As I've been lucky enough to know her and share a moment in her development, I also know from Maëlle Ledauphin how she sometimes doubts, how she always works hard, how she doesn't want to fall into the trap of a woman's art. She doesn't need that kind of affirmation. She's far too free. That's certainly what's most daring about her, this total indifference to certain battles. Maëlle Ledauphin is totally free, under a sky of her own choosing. She does not confuse her pictorial world with reality. She takes no revenge on the latter. She is not afraid, and this does not produce any impudence about enjoyment or gender confusion. What it does do is create a universal into which everyone, caught up in their own imaginations, can plunge.

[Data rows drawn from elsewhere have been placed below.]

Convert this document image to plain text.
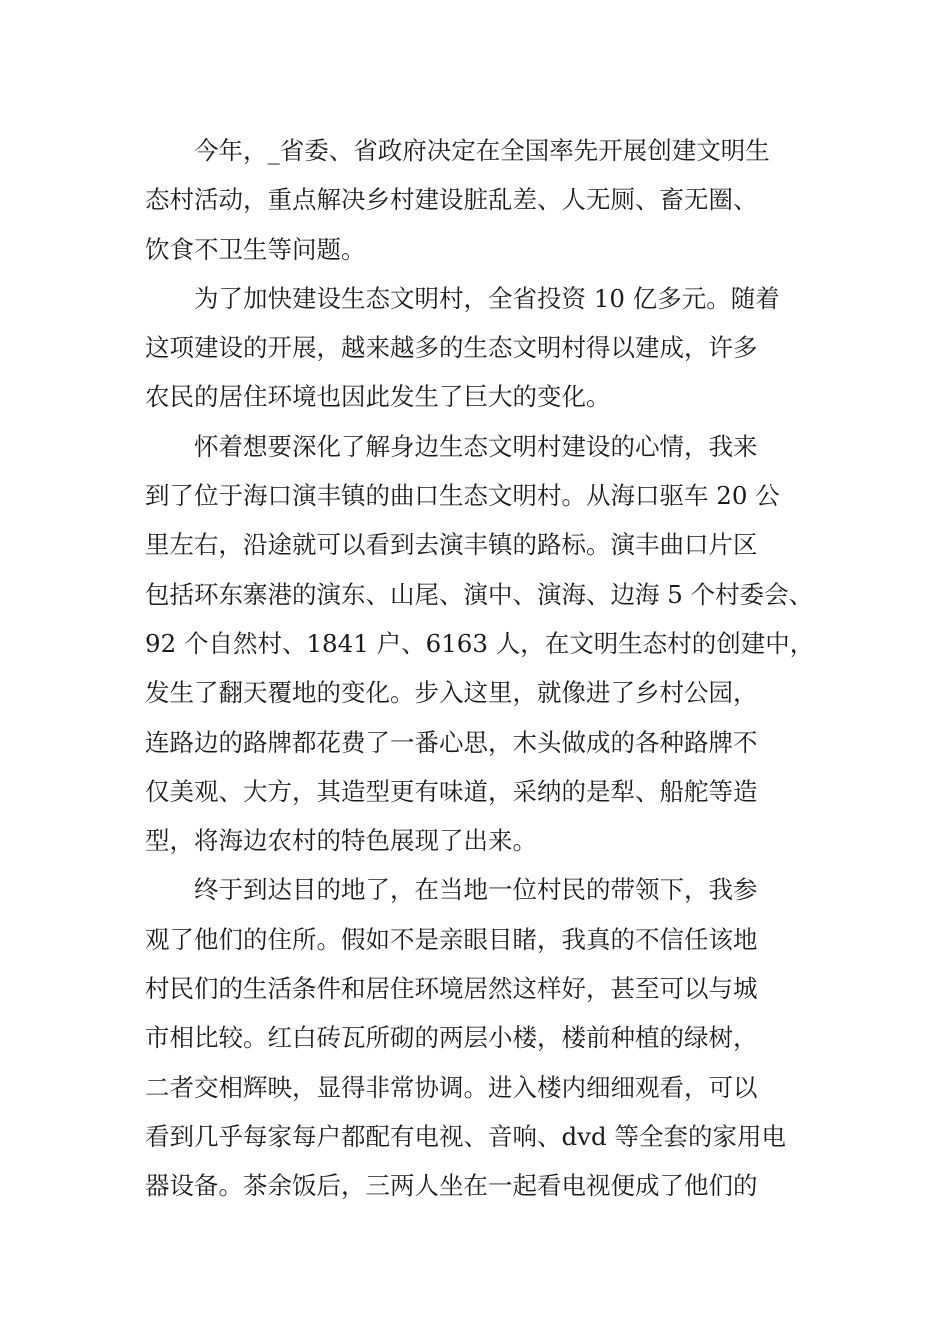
今年，_省委、省政府决定在全国率先开展创建文明生
态村活动，重点解决乡村建设脏乱差、人无厕、畜无圈、
饮食不卫生等问题。
为了加快建设生态文明村，全省投资 10 亿多元。随着
这项建设的开展，越来越多的生态文明村得以建成，许多
农民的居住环境也因此发生了巨大的变化。
怀着想要深化了解身边生态文明村建设的心情，我来
到了位于海口演丰镇的曲口生态文明村。从海口驱车 20 公
里左右，沿途就可以看到去演丰镇的路标。演丰曲口片区
包括环东寨港的演东、山尾、演中、演海、边海 5 个村委会、
92 个自然村、1841 户、6163 人，在文明生态村的创建中，
发生了翻天覆地的变化。步入这里，就像进了乡村公园，
连路边的路牌都花费了一番心思，木头做成的各种路牌不
仅美观、大方，其造型更有味道，采纳的是犁、船舵等造
型，将海边农村的特色展现了出来。
终于到达目的地了，在当地一位村民的带领下，我参
观了他们的住所。假如不是亲眼目睹，我真的不信任该地
村民们的生活条件和居住环境居然这样好，甚至可以与城
市相比较。红白砖瓦所砌的两层小楼，楼前种植的绿树，
二者交相辉映，显得非常协调。进入楼内细细观看，可以
看到几乎每家每户都配有电视、音响、dvd 等全套的家用电
器设备。茶余饭后，三两人坐在一起看电视便成了他们的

A portal novel of sorts, a Persian miniature, an Aztec pyramid, a gay pornographic magazine, a codex, and in the end almost never shared dreams. Admittedly, she will be able to decipher a little of her world with the tip of her finger or the edge of her lips. But don't expect the childlike, symbolic descriptions of Louise Bourgeois. As she likes to say: "I always start from a subject". And that's where the danger lies. Be careful. Be careful.